Los precios del oro y la plata experimentaron un desplome significativo después de alcanzar niveles récord a inicios de 2026, destacando vulnerabilidades en mercados con alta influencia del apalancamiento y estrategias técnicas de inversión. El oro llegó a superar los 5,500 dólares por onza y la plata alcanzó los 120 dólares por onza, niveles nunca antes vistos, pero ambos metales sufrieron caídas abruptas que extendieron su impacto a otros mercados derivados.
El 30 de enero fue la jornada donde se observó la mayor caída intradía histórica de la plata y la mayor corrección del oro desde 1983. Fondos como iShares Silver Trust y SPDR Gold Shares reportaron retrocesos del 28.5% y 10.3%, respectivamente. Este fenómeno se atribuyó principalmente a una combinación de hechos técnicos, incluyendo la nominación de Kevin Warsh como presidente de la Reserva Federal, lo que fue percibido como un indicio de endurecimiento monetario, y el incremento de los márgenes para operar contratos de futuros en la Bolsa de Metales de Chicago.

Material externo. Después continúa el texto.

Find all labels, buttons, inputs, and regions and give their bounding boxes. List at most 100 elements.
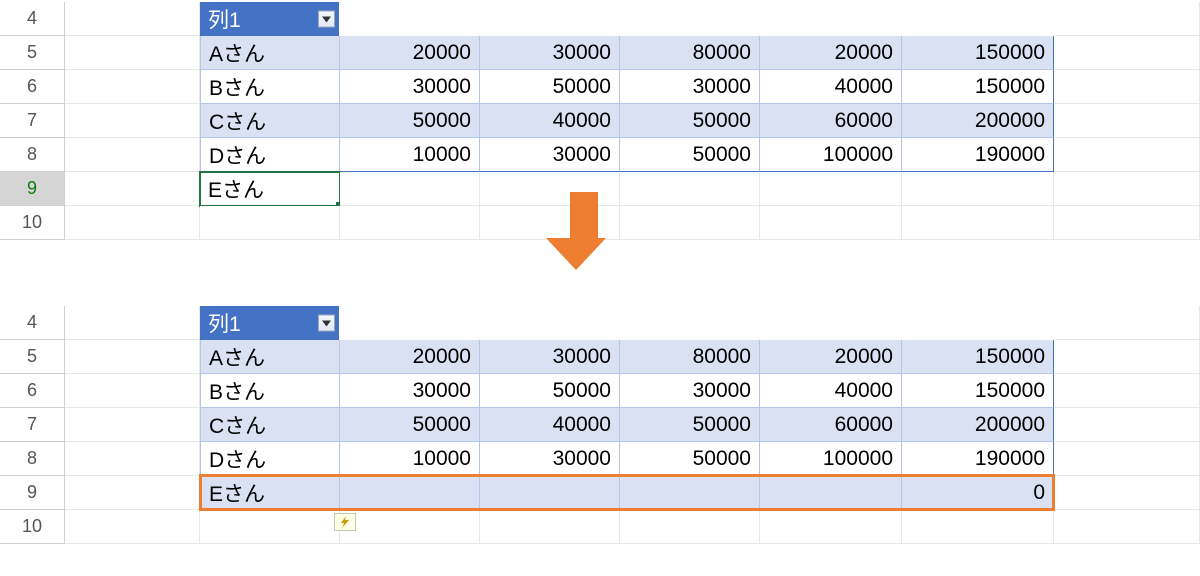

El aumento en los requerimientos de colaterales para estas operaciones —de 6% a 8% para el oro y de 11% a 15% para la plata— forzó a muchos especuladores a cerrar sus posiciones rápidamente, amplificando la caída. Expertos como Michael Hsueh de Deutsche Bank señalan que la corrección fue más técnica que fundamentada en cambios estructurales fundamentales, debido a que los movimientos excedieron la relevancia relativa de los eventos que los provocaron.
Además, estrategias de cobertura como la compra satisfactoria de opciones call generaron dinámicas que elevaron precios inicialmente, pero que a la inversa, aceleraron la venta masiva cuando el mercado cambió de dirección. En particular, el reequilibrio forzado de fondos apalancados como ProShares Ultra Silver supuso una venta masiva cerca de 4,000 millones de dólares en futuros, lo cual intensificó aún más la presión. Por su parte, analistas recomiendan a los inversionistas evitar decisiones impulsivas derivadas de volatilidad de corto plazo y sostienen que los fundamentos que habían impulsado el rally siguen siendo válidos para mantener una posición estratégica a largo plazo en metales preciosos.